Features Under Discussion
This section contains features the HCatalog community has discussed but has not yet committed to adding to HCatalog. These features
may be added to HCatalog or it may be determined that they belong in different projects or tools.
- Process data from one cluster and store into another cluster. I.e HCatLoader() reads from one cluster's metastore server and HCatStorer() writes to another metastore server.
- Metastore server to handle multiple cluster metadata so that one HCatalog instance could exist per group of co-located rather than one per cluster.
- Ability to store data provenance/lineage apart from statistics on the data.

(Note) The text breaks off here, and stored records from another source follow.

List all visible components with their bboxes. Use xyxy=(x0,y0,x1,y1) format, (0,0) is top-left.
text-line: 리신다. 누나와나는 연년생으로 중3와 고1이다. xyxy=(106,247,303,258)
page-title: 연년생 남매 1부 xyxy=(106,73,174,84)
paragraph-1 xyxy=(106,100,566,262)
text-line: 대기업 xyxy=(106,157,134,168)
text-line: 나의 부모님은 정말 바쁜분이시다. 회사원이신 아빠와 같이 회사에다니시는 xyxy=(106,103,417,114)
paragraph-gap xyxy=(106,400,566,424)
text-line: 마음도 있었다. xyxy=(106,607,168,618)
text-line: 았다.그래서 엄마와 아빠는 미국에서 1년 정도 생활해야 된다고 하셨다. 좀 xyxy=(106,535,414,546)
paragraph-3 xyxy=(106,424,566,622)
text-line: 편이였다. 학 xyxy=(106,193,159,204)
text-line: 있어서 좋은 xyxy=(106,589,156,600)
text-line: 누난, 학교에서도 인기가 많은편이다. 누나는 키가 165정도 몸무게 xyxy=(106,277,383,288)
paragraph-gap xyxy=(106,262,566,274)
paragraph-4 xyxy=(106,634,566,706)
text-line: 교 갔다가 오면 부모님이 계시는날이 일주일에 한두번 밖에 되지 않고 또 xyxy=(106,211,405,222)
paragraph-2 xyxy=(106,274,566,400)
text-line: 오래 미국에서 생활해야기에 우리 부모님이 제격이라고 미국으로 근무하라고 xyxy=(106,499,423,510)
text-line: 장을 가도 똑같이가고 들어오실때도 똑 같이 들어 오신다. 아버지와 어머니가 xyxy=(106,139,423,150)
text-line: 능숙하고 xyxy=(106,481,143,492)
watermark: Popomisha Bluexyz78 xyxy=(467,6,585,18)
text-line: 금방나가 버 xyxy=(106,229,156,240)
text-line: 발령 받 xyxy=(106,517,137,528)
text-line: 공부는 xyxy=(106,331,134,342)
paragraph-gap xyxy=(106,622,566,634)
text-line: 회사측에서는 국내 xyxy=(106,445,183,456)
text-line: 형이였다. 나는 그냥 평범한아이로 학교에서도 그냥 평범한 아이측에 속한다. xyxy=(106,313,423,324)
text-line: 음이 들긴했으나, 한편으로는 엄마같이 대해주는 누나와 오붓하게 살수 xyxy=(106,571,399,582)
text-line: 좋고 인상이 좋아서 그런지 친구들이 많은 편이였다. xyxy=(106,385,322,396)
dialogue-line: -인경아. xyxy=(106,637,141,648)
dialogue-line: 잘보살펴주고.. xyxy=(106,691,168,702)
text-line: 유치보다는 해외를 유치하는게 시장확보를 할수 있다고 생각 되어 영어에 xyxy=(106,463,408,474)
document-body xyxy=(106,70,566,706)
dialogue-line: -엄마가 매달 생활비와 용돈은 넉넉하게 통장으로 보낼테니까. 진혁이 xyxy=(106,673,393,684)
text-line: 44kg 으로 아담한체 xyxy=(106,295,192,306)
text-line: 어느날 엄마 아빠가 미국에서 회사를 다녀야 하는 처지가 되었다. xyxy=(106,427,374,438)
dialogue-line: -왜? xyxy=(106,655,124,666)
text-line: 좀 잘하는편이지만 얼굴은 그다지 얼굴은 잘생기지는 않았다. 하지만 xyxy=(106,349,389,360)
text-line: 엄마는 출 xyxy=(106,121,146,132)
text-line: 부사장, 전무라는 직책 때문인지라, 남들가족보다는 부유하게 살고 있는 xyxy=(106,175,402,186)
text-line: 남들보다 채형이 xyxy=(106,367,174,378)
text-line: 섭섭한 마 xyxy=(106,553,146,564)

- Ability to discover data. E.g.: If a new user needs to know where click data for search ads is stored, he needs to go through twikis or mail userlists to find where exactly it is stored. Need the ability to query on keywords/producer of data and find which table contains the data.
- Consolidate the many service components into a smaller number to simplify running HCat in production (HiveMetaStore, Hive thrift service, HiveWebInterface, webhcat).